MILWAUKEE -- Wisconsin Republicans say Kentucky Gov. Matt Bevin is still scheduled to speak at the party's convention in May despite Bevin's comments that children were sexually assaulted or poisoned while Kentucky teachers rallied against his state budget last week.
Sunday, Bevin apologized and said his comments were misunderstood. He made the initial remarks on Friday, the day many Kentucky public schools had to close because teachers went on strike to the state Capitol.
"I guarantee you today, somewhere in Kentucky today, a child was sexually assaulted that was left home because there was nobody there to watch them," Bevin told reporters on Friday, April 13.
Bevin was scheduled to be the keynote speaker at the Republican Party of Wisconsin's convention in May in downtown Milwaukee.
Alec Zimmerman, a spokesman for the Wisconsin GOP, said Bevin is still speaking at the event. Zimmerman noted that the first-term Kentucky governor had made an apology.
Bevin's videotaped apology was posted to his YouTube page on Sunday, two days after his initial comments sparked criticism from Democrats and Republicans in his state. The controversy garnered national headlines.
"I'm sorry for those of you, every single one of you, that has been hurt by things that I've said," Bevin said in the apology video.
In his initial comments, the Kentucky governor suggested that children had "ingested poison" because they were left home alone after teachers abruptly went on strike at dozens of schools.
"Children were harmed, some physically, some sexually. Some were introduced to drugs for the first time because they were vulnerable and left alone," Bevin said in his initial comments.
Cathy Myers, a teacher and member of the Janesville School Board, called Bevin's comment a "red herring."

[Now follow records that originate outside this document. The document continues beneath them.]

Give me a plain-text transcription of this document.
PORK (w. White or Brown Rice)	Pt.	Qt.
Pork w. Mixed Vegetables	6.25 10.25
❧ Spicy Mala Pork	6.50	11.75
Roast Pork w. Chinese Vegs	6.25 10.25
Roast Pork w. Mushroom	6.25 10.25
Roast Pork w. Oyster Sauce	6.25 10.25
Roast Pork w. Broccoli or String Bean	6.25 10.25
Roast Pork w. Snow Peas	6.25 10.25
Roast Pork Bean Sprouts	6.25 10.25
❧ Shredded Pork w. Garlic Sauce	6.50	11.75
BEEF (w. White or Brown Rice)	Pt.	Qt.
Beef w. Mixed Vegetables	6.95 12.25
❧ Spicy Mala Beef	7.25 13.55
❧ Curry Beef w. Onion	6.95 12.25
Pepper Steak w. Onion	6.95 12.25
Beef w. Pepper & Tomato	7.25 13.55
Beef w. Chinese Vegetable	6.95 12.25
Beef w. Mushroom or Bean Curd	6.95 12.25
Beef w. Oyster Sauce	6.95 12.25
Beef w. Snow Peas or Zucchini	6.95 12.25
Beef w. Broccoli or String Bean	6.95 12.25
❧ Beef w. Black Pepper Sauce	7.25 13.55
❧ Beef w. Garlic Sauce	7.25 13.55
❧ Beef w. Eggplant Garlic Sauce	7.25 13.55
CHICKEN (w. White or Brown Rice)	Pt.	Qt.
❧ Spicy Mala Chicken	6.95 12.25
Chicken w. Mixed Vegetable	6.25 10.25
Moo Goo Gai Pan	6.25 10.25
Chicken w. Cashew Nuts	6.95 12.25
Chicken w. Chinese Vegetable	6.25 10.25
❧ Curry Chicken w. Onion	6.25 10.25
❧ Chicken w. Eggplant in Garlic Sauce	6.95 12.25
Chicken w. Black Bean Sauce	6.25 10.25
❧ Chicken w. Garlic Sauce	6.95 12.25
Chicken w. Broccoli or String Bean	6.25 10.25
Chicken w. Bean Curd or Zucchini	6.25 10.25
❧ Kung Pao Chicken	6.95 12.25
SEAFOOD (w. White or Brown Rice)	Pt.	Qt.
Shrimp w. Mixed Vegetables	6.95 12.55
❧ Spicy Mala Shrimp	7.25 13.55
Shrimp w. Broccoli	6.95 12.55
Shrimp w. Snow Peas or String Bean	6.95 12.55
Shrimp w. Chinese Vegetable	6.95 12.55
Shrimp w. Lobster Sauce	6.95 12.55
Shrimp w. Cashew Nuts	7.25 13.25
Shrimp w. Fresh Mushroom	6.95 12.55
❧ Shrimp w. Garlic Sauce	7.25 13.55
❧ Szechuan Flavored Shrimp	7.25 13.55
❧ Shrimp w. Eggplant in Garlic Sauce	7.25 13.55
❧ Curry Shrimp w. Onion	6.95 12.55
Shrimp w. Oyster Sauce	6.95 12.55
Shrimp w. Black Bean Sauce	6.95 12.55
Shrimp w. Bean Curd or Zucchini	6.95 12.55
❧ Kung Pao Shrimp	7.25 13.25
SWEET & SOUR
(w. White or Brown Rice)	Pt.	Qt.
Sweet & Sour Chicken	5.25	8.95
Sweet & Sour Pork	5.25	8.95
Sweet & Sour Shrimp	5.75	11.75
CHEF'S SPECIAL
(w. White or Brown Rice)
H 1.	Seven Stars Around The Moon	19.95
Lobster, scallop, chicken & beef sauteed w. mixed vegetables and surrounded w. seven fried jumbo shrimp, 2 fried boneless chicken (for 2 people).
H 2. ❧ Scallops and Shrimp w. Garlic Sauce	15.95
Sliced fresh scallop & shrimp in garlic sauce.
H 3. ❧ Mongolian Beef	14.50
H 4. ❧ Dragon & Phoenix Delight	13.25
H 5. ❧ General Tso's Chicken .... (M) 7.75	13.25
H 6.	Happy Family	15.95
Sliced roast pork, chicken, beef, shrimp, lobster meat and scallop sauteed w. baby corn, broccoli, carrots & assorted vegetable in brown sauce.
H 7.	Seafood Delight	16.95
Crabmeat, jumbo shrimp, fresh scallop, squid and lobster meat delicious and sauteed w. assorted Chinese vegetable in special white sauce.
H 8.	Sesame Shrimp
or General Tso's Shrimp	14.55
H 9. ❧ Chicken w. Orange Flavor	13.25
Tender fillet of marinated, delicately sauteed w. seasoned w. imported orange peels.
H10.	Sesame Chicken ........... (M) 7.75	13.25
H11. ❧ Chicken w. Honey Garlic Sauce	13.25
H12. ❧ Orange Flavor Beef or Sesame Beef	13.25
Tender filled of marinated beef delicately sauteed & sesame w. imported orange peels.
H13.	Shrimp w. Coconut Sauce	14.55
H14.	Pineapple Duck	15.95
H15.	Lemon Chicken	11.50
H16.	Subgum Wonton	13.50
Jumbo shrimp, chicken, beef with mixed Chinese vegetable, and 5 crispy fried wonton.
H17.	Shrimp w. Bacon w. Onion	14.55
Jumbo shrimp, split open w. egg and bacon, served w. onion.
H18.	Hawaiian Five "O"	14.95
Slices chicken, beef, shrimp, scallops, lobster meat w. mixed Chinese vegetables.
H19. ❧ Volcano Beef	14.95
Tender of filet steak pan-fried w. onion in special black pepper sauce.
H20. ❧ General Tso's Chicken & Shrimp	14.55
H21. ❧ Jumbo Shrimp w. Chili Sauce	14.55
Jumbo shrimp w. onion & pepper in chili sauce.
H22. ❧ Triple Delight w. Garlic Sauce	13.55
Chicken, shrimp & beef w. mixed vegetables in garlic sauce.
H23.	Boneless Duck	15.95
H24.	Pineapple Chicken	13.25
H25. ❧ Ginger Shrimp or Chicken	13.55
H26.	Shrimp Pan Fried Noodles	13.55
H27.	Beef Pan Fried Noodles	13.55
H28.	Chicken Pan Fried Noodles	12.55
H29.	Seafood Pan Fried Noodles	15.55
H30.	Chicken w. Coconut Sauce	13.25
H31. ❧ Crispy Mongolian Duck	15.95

"That's a terrible thing to say, because what it implies is that teachers only care about themselves," said Myers, who is running for the First Congressional District seat being vacated by House Speaker Paul Ryan.
Melanie Conklin, a spokeswoman for the Democratic Party of Wisconsin, said Bevin's comments were "awful" and that Bevin and Gov. Scott Walker had both proposed major cuts to public education.
Walker, whose re-election campaign will be a central theme at the state party's convention, downplayed a question of whether Bevin should be disinvited from the event.
"I think the focus for us is going to be on what we're doing here in the state of Wisconsin. He's just one of a number of Republican governors that's getting things done across the country," said Walker.